# advanced_case_studies

## Advanced Case Studies — Colab-ready

### 1) Chunked CSV processing (aggregation without loading all data)

In [None]:
# Simulate chunked processing using the sample_data.csv (small example)
import pandas as pd
agg = {}
chunksize = 500
for chunk in pd.read_csv('datasets/sample_data.csv', chunksize=chunksize):
    chunk['city'] = chunk['city'].astype('category')
    g = chunk.groupby('city')['price'].sum()
    for k,v in g.items():
        agg[k] = agg.get(k, 0) + v
agg

### 2) Feature engineering: lag and rolling features for time-series

In [None]:
ts = pd.read_csv('datasets/timeseries.csv', parse_dates=['timestamp'], index_col='timestamp')
df_ts = ts.copy()
df_ts['lag_1'] = df_ts['value'].shift(1)
df_ts['rolling_24h_mean'] = df_ts['value'].rolling(window=24).mean()
df_ts[['value','lag_1','rolling_24h_mean']].dropna().head()

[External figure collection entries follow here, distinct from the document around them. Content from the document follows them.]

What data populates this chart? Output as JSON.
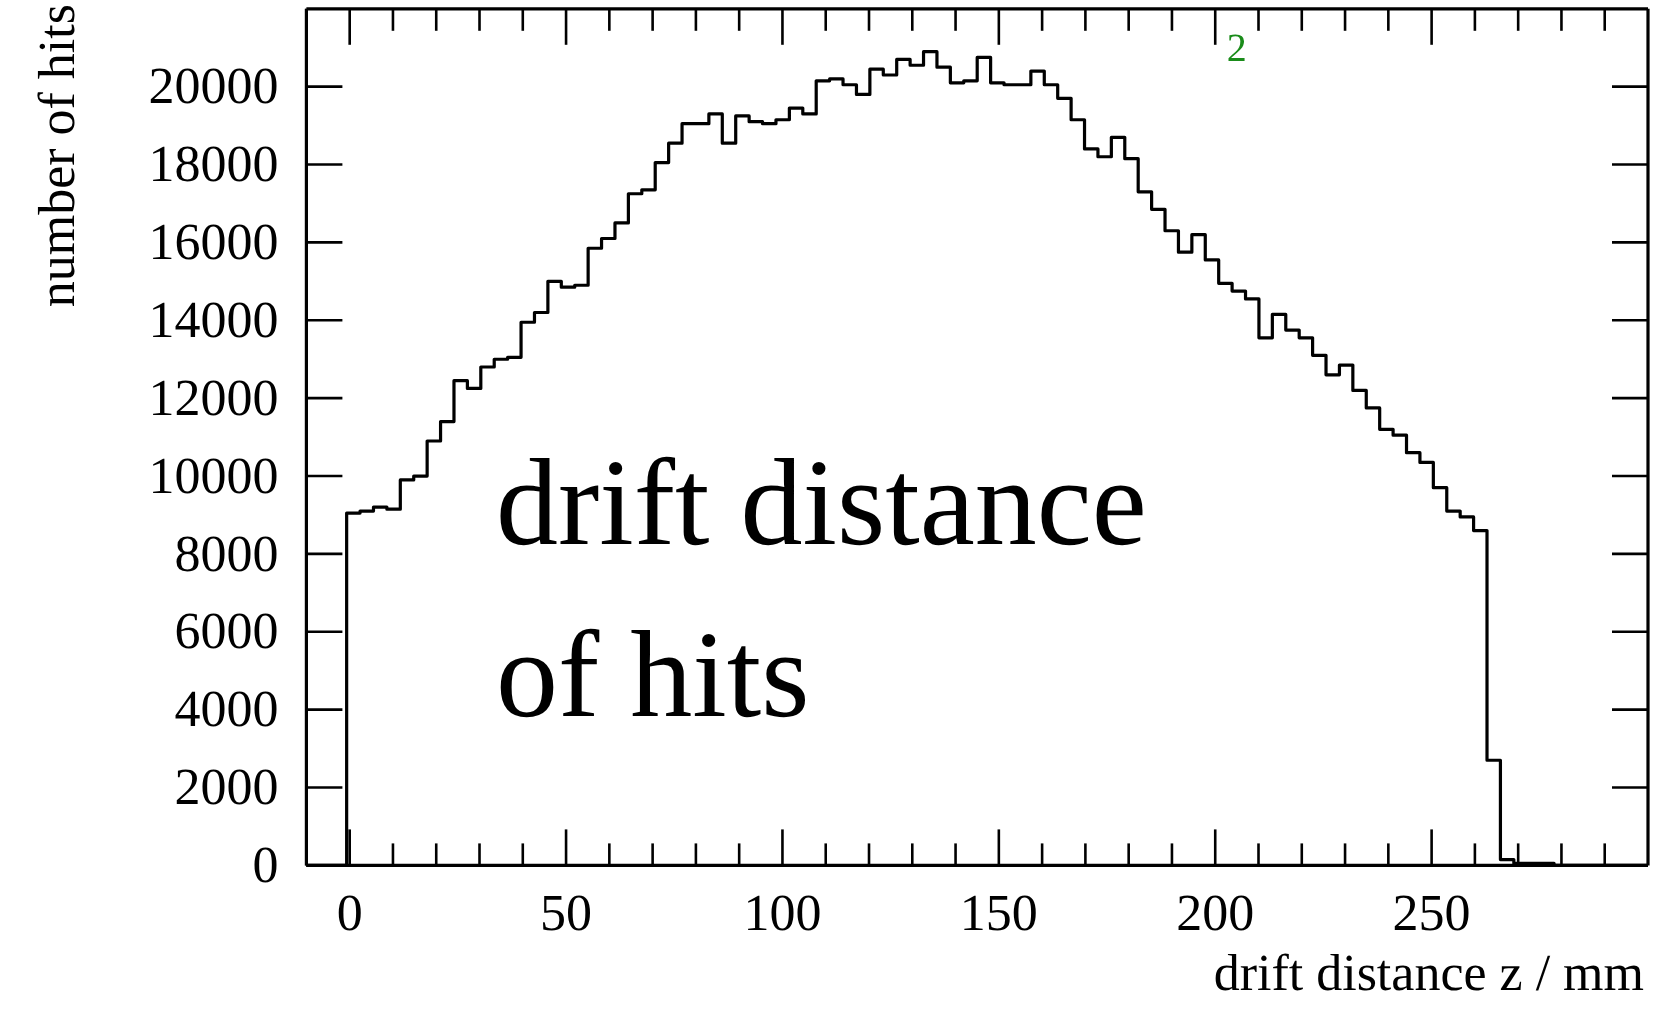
{
  "chart_data": {
    "type": "histogram",
    "title": "drift distance of hits",
    "xlabel": "drift distance z / mm",
    "ylabel": "number of hits",
    "annotations": [
      "2"
    ],
    "color": "#000000",
    "bins": [
      -10,
      -6.9,
      -3.8,
      -0.7,
      2.4,
      5.5,
      8.6,
      11.7,
      14.8,
      17.9,
      21,
      24.1,
      27.2,
      30.3,
      33.4,
      36.5,
      39.6,
      42.7,
      45.8,
      48.9,
      52,
      55.1,
      58.2,
      61.3,
      64.4,
      67.5,
      70.6,
      73.7,
      76.8,
      79.9,
      83,
      86.1,
      89.2,
      92.3,
      95.4,
      98.5,
      101.6,
      104.7,
      107.8,
      110.9,
      114,
      117.1,
      120.2,
      123.3,
      126.4,
      129.5,
      132.6,
      135.7,
      138.8,
      141.9,
      145,
      148.1,
      151.2,
      154.3,
      157.4,
      160.5,
      163.6,
      166.7,
      169.8,
      172.9,
      176,
      179.1,
      182.2,
      185.3,
      188.4,
      191.5,
      194.6,
      197.7,
      200.8,
      203.9,
      207,
      210.1,
      213.2,
      216.3,
      219.4,
      222.5,
      225.6,
      228.7,
      231.8,
      234.9,
      238,
      241.1,
      244.2,
      247.3,
      250.4,
      253.5,
      256.6,
      259.7,
      262.8,
      265.9,
      269,
      272.1,
      275.2,
      278.3,
      281.4,
      284.5,
      287.6,
      290.7,
      293.8,
      296.9,
      300
    ],
    "values": [
      0,
      0,
      0,
      9050,
      9100,
      9200,
      9150,
      9900,
      10000,
      10900,
      11400,
      12450,
      12250,
      12800,
      13000,
      13050,
      13950,
      14200,
      15000,
      14850,
      14900,
      15850,
      16100,
      16500,
      17250,
      17350,
      18050,
      18550,
      19050,
      19050,
      19300,
      18550,
      19250,
      19100,
      19050,
      19150,
      19450,
      19300,
      20150,
      20200,
      20050,
      19800,
      20450,
      20300,
      20700,
      20550,
      20900,
      20500,
      20100,
      20150,
      20750,
      20100,
      20050,
      20050,
      20400,
      20050,
      19700,
      19150,
      18400,
      18200,
      18700,
      18150,
      17300,
      16850,
      16300,
      15750,
      16200,
      15550,
      14950,
      14750,
      14550,
      13550,
      14150,
      13750,
      13550,
      13100,
      12600,
      12850,
      12200,
      11750,
      11200,
      11050,
      10600,
      10350,
      9700,
      9100,
      8950,
      8600,
      2700,
      150,
      50,
      50,
      50,
      0,
      0,
      0,
      0,
      0,
      0,
      0
    ],
    "xlim": [
      -10,
      300
    ],
    "ylim": [
      0,
      22000
    ],
    "xticks": [
      {
        "value": -10,
        "label": null
      },
      0,
      {
        "value": 10,
        "label": null
      },
      {
        "value": 20,
        "label": null
      },
      {
        "value": 30,
        "label": null
      },
      {
        "value": 40,
        "label": null
      },
      50,
      {
        "value": 60,
        "label": null
      },
      {
        "value": 70,
        "label": null
      },
      {
        "value": 80,
        "label": null
      },
      {
        "value": 90,
        "label": null
      },
      100,
      {
        "value": 110,
        "label": null
      },
      {
        "value": 120,
        "label": null
      },
      {
        "value": 130,
        "label": null
      },
      {
        "value": 140,
        "label": null
      },
      150,
      {
        "value": 160,
        "label": null
      },
      {
        "value": 170,
        "label": null
      },
      {
        "value": 180,
        "label": null
      },
      {
        "value": 190,
        "label": null
      },
      200,
      {
        "value": 210,
        "label": null
      },
      {
        "value": 220,
        "label": null
      },
      {
        "value": 230,
        "label": null
      },
      {
        "value": 240,
        "label": null
      },
      250,
      {
        "value": 260,
        "label": null
      },
      {
        "value": 270,
        "label": null
      },
      {
        "value": 280,
        "label": null
      },
      {
        "value": 290,
        "label": null
      }
    ],
    "yticks": [
      0,
      2000,
      4000,
      6000,
      8000,
      10000,
      12000,
      14000,
      16000,
      18000,
      20000
    ],
    "grid": false
  }
}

### 3) Join optimization note (example)

In [None]:
# Create a fake lookup and join - demonstrate categorical join speedup
import pandas as pd
left = pd.read_csv('datasets/sample_data.csv', usecols=['id','city','ts'])
right = pd.DataFrame({'city': ['Karachi','Lahore'], 'city_code': [1,2]})
left['city'] = left['city'].astype('category')
right['city'] = right['city'].astype('category')
joined = left.merge(right, on='city', how='left')
joined.head()